Spreadex Market Update
Contracting Chinese PMIs start manufacturing Tuesday with an ominous whimper, whilst Barclays joins banking bros with worrisome full year report
With Brent Crude approaching $37 per barrel thanks to yesterday’s ‘co-operative’ Saudi comments and the rate cut from the PBOC the FTSE just about ignored that troublesome China data to start Tuesday up by around 0.2%. Of course, like the rest of the continent, the UK still has its own manufacturing data to come, the latest PMI expected to slip slightly from 52.9 to 52.3, something that may take the edge off the index as the morning continues.
Weighing the FTSE down this Tuesday was Barclays, fresh off a full year report far more in the vein of RBS’ ugly figures than Lloyds’ dividend-lifted performance, causing the company to fall nearly 4% after the bell. Chopping its own dividend in half to 3p for 2016 and 2017 Barclays posted an 8% fall in profits to £2.1 billion, announced it was reducing its stake in its African business (as expected) and revealed a further £1.45 billion in PPI provision, that ever present blight on the badly behaved banking sector.
In stark contrast to Barclays it was a perfectly baked set of full year results for Greggs this morning; with a near 7% jump in total sales (to £835.7 million) leading to a 46.9% rise in pre-tax profit (to £73 million) the high street staple had a rather tasty 2015. So tasty, in fact, that Greggs decided to reward its investors with an extra treat, plumping up its dividend by 30% to 28.6p. Not only that, but the company is cannily trying to move into the healthy food sector (well ish, it is Greggs after all), intending to bolster the presence of its ‘Balanced Choice’ range going forwards. Investors were sufficiently hungry for Greggs after all that news, sending the stock 4% higher as the day got underway.

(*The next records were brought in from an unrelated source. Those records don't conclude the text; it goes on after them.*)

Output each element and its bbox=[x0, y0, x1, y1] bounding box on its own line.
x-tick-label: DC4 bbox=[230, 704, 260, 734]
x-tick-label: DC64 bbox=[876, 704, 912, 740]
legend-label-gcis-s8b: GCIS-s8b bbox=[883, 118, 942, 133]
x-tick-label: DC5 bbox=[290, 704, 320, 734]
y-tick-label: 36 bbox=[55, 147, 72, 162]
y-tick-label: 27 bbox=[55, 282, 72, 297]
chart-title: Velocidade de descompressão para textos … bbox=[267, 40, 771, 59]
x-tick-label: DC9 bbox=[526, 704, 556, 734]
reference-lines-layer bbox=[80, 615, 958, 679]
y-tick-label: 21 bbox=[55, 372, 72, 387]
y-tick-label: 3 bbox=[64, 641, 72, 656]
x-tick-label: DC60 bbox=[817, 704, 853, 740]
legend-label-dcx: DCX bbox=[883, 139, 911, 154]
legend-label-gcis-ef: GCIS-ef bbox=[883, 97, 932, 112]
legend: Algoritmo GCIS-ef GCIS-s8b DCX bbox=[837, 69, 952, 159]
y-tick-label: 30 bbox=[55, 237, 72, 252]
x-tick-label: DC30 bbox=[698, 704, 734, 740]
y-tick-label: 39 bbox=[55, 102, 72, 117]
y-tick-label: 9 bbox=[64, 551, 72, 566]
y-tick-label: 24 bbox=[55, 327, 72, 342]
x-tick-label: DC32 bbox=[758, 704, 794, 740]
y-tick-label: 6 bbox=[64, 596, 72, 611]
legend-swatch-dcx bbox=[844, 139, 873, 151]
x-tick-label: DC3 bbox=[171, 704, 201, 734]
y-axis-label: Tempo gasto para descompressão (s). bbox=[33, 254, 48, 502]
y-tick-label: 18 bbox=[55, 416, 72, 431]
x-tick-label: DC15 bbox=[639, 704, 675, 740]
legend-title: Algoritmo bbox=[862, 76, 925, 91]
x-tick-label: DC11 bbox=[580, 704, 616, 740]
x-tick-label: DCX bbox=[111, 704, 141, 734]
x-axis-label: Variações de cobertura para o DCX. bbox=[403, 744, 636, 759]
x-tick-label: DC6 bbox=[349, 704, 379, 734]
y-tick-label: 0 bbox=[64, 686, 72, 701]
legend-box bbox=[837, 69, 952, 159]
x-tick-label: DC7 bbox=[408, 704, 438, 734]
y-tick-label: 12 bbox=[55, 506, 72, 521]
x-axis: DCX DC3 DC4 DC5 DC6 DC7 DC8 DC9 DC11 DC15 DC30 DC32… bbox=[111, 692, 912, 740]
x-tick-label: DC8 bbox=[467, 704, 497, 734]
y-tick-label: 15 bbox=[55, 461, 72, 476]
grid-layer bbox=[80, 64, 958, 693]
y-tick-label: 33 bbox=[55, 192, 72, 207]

The Eurozone is set to see its own wave of manufacturing mayhem this morning; declines are forecast for the Spanish and Italian PMIs, whilst the final readings for the latest French and German figures are expected unchanged at 50.3 and 50.2 respectively, the latter a 15 month low. That leaves the region-wide number are a likely 51.0, itself a 12 month nadir. It looks like investors are hopeful, however, the DAX rising around 0.9% after the bell with the CAC posting a milder 0.3% increase.